Light Hydrocarbons Geochemistry of Oils Trapped in the Austrian Foreland Basin

The Alpine foreland basin is a minor oil and moderate gas province in central Europe and is considered as mature in terms of hydrocarbon exploration. During this time many studies have been performed to understand the petroleum system in the basin. Within this context, organic geochemical, biomarker and stable isotope data have been used to characterize potential source rocks and their lateral variability in facies and maturity, as well as in oil-source rock correlations. However, till now all studies have focused on the C15 hydrocarbon fraction of oil samples. Hence, the aim of the present study is to explore the information provided by the light hydrocarbon fraction with respect to maturity, kerogen type and hydrocarbons alteration.
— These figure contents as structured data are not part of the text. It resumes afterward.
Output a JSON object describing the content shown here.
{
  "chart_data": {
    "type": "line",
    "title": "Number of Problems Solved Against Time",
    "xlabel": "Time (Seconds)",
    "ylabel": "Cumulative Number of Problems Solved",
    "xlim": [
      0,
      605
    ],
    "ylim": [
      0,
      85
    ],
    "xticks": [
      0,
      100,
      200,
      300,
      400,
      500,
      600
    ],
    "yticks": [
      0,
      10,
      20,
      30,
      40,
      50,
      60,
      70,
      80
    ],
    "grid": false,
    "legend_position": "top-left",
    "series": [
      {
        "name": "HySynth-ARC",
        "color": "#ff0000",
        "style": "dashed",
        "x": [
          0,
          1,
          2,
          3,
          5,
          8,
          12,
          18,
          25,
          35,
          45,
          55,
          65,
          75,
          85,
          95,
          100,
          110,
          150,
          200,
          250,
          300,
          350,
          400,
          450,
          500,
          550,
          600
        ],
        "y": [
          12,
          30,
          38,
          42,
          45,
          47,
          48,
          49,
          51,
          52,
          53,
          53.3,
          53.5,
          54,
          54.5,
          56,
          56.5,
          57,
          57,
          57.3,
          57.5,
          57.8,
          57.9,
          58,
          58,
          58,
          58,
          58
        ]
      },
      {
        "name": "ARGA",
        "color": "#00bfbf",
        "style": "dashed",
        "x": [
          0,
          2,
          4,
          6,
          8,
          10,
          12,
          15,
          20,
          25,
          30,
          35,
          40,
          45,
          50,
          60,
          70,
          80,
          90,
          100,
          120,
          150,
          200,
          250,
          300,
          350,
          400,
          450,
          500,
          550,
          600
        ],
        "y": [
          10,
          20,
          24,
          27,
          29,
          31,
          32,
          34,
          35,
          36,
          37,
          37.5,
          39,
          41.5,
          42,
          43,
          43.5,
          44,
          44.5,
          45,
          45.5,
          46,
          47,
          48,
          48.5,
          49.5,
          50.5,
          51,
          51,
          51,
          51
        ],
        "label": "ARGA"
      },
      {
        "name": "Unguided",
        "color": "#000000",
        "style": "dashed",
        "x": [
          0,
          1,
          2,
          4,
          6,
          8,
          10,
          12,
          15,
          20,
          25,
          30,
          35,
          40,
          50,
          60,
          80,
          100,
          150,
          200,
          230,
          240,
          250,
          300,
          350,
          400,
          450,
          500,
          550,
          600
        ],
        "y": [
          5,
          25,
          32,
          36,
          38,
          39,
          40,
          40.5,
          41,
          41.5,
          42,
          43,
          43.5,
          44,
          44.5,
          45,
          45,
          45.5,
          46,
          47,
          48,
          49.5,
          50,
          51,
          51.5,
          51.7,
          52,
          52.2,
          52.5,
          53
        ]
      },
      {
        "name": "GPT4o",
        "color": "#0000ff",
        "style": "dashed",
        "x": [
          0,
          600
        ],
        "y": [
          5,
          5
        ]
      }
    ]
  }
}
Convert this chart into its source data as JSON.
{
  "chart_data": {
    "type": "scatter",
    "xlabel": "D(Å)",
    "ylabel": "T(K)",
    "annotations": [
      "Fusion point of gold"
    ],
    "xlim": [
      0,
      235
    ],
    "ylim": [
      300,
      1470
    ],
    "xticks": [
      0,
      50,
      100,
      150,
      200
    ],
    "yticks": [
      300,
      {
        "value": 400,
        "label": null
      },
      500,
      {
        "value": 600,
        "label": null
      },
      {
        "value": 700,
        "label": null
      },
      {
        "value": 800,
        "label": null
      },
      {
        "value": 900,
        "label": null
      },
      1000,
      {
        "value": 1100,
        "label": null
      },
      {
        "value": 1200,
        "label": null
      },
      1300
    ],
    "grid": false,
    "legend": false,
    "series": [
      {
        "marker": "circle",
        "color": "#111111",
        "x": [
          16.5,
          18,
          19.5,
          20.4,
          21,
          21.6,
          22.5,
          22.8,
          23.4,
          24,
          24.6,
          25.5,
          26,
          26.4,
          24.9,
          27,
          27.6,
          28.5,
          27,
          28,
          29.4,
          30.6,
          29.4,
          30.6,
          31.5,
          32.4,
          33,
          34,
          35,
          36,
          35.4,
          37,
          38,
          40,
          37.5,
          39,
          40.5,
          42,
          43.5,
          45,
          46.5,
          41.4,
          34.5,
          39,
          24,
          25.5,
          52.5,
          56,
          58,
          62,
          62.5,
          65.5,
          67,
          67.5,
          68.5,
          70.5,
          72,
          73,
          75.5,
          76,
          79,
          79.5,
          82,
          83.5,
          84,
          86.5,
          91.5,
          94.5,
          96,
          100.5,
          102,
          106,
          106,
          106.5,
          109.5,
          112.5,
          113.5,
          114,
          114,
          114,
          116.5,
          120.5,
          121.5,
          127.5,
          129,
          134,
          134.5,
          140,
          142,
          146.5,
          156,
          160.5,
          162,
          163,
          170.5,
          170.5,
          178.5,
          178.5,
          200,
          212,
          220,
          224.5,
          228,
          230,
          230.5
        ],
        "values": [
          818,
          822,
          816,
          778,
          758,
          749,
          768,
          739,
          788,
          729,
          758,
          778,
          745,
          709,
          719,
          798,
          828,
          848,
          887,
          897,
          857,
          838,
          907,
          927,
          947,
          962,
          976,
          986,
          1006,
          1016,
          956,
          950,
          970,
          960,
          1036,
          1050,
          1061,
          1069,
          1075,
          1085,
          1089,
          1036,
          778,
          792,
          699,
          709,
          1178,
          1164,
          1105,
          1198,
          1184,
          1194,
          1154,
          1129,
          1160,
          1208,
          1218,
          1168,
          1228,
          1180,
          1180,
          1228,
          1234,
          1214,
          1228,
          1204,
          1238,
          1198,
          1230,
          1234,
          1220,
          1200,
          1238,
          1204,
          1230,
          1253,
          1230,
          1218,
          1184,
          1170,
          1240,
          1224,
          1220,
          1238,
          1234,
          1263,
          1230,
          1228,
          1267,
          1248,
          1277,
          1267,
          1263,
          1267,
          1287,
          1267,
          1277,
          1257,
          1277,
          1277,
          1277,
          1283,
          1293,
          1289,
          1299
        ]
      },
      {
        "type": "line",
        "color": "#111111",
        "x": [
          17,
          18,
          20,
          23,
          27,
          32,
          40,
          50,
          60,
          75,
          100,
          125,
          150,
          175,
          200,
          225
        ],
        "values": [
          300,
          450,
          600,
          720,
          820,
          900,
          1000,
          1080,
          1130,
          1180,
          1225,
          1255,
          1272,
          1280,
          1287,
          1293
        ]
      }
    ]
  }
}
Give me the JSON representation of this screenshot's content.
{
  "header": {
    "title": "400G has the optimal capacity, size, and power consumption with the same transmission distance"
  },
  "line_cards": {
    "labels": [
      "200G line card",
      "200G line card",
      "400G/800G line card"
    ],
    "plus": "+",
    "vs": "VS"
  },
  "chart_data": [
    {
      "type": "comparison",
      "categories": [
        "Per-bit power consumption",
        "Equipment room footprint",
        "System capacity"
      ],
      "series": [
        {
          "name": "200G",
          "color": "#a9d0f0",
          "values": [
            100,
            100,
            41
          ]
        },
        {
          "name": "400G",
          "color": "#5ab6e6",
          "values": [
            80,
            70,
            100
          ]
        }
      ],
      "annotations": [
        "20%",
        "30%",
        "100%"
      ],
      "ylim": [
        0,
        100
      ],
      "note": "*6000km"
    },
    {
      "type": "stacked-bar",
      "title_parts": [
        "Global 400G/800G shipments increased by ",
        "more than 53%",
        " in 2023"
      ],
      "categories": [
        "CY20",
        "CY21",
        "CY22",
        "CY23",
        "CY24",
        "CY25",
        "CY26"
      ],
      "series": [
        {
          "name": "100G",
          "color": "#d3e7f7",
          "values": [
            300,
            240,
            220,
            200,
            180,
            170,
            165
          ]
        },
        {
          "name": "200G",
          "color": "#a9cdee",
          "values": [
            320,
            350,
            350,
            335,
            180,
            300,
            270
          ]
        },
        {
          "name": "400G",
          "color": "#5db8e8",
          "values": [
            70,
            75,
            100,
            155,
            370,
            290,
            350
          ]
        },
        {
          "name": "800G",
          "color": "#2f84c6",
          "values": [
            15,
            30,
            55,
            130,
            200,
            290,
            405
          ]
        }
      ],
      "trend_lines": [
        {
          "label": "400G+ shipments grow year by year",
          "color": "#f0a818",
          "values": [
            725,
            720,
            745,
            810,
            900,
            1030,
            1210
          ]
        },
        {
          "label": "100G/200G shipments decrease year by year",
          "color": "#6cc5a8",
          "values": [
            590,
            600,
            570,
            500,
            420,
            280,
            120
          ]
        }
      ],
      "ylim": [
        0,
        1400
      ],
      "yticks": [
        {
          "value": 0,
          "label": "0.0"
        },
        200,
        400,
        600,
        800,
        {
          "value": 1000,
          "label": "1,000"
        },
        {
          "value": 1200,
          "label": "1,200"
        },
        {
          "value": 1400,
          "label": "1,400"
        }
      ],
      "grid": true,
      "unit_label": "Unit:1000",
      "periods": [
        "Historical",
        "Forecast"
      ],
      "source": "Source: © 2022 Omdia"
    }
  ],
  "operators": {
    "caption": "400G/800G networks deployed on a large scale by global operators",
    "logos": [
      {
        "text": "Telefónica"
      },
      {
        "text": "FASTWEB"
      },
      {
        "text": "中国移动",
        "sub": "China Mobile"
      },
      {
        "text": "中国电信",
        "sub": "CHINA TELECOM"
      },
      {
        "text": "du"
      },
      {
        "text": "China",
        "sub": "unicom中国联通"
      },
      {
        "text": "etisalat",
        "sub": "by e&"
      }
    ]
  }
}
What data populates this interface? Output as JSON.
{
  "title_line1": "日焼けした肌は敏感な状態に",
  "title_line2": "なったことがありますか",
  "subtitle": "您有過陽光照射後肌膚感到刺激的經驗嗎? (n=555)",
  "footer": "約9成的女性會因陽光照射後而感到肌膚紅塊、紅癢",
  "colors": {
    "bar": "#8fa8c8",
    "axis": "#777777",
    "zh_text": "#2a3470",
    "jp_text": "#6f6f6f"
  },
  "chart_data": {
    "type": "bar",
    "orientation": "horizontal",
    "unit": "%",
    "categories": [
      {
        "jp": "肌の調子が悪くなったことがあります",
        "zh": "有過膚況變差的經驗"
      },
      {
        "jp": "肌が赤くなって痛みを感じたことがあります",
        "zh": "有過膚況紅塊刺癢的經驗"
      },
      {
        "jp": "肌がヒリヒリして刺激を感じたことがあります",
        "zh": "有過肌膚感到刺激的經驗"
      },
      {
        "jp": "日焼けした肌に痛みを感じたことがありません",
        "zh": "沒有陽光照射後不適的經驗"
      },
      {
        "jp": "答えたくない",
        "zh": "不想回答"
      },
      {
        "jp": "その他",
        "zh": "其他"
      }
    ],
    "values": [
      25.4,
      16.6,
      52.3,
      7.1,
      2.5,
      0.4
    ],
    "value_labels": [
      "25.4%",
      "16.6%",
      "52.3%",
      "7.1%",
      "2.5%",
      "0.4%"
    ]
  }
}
Results from the Austrian foreland basin reveal that hydrocarbons are derived from kerogen type II, which is in agreement with results from “classical” biomarkers studies. Maturity estimates based on the light hydrocarbon fraction correlate very well with estimates based on aromatic hydrocarbons. Water washing, which is difficult to trace using higher hydrocarbons fraction, can be clearly identified applying light hydrocarbons. Oil-water interaction yields information on hydrodynamic mechanisms in active aquifers, which are important for drilling issues, oil production as well as hydrothermal potential estimations.